Emeka Okereke, photographe nigérian, présent à Paris pour l’Art Paris Art Fair, travaille sur les questions de frontières au sens large depuis des années. Sur le continent africain et aussi en France. Mettre l’Afrique « à l’honneur » nourrit sa réflexion critique car il s’agit pour lui d’un acte profondément hypocrite.
Le regard introspectif encadré par des lunettes noires, Emeka Okereke ne laisse rien échapper et questionne sans cesse ce qui l’entoure. Rencontré en marge de l’Art Paris Art Fair, où l’une de ses oeuvres est mise en vente, il critique le système du business artistique de l’intérieur, en le connaissant, et le rattachant à un contexte plus global. Ce qui lui permet d’affirmer, sans hésitation : « Concrètement les Africains ne sont pas des invités en Europe. Dire invités d’ « honneur » c’est encore pire ». Pour lui, il suffit de regarder le traitement réservé aux immigrés africains au cours de l’histoire, aussi bien que le racisme systémique encore bien présent en France, pour s’en rendre compte. L’art ne saurait être coupé de l’histoire politique et sociale.
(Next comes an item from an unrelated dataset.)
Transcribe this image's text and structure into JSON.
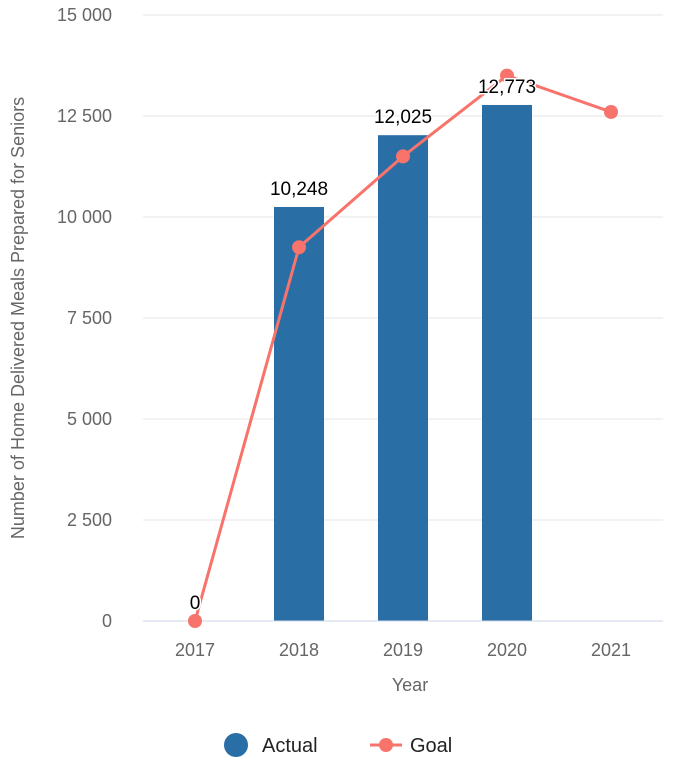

L’Afrique n’est pas le futur
Pour Emeka, le rapport entre les deux continents demeure vertical, et cela dans les arts également, car c’est l’Europe qui continue de raconter l’ « Histoire ». L’expression « Africa is the future », maintes fois entendue, en est l’un des exemples suprêmes selon lui : un « afroptimisme » porté par le regard d’un occident justifiant son appétence pour les richesses du continent. et, ajoute Emeka, rejoignant les propos de l’intellectuel Felwine Sarr développés dans Afrotopia ou au cours des ateliers de la pensée de Dakar, « l’Afrique est déjà arrivée. Nous sommes ici. Les africains doivent changer cette mentalité où ils pensent qu’ils n’ont pas encore le pouvoir de négocier, car le fait d’avoir été dévalorisés est le résultat d’une construction. »
La distance n’existe pas
La distance entre les deux continents, pour Emeka, n’est rien d’autre qu’une construction qui tend à gommer les migrations anciennes entre les deux espaces et particulièrement la présence africaine en Europe. Une de ses oeuvres, Le tunnel de l’histoire, parle de la relation entre Paris et Saint-Denis, cette « ville représentant l’effort français d’industrialiser le pays en utilisant la force migrante ». Refusant de la montrer lors de l’Art Paris Art Fair, Emeka justifie ce choix par la volonté de ne pas se placer dans une reproduction du système de domination représenté par cette foire située au Grand Palais, ce « monstrueux bâtiment qui n’aurait pas pu être construit sans l’exploitation coloniale de l’Afrique ». « Si tu veux créer un évènement qui met Afrique et Europe en lien, il faut aussi informer les gens à propos de tout ce qui précède et existe actuellement entre ces deux continents », continue-t-il, reprochant à l’Art Paris Art Fair et de nombreux évènements de ce genre de « gommer » l’Histoire. Nourri par les théories postcoloniales d’Homi Bhabha, Stuart Hall, Edouard Glissant, Aimé Cesaire, Léopold Sédar Senghor et Achille Mbembe, Emeka questionne l’hybridité, l’interstice, l’entredeux culturel, social, politique et identitaire (comme dans sa série Exploring a void ) aussi bien que les bords, les marges, les frontières (par exemple dans The trans-African project). Il travaille actuellement sur A story of distance, un court-métrage dans le sud-est d’Amsterdam, dans le quartier de Bijlmer, où vivent 140 différentes nationalités. Ce qui ne lui empêche pas de poursuivre le Neighbour-Hood au Nigeria et d’avoir d’autres activités qui nourrissent sa création : résidences, lectures, essais pour des magazines, compétitions photo. Emeka ne s’arrête jamais, tel un photographe qui cherche à documenter le mouvement de son époque, à passer les frontières, à déconstruire les murs. Coup de coeur pour son oeuvre Dilemma of a New Age II.
Emeka Okereke en dates
1980 : Naissance à Aba, Nigeria.
2003 : Prix du Meilleur Jeune Photographe, Biennale de Bamako, Mali.
2008 : Gagnant du « Visa pour la Création », Maputo, Mozambique.
2009 : Artiste de l’année, aux « Future Awards Nigeria ».
2016 – 2017 : Curateur de Invisible Borders Show à l’aperture Foundation, new York, usa.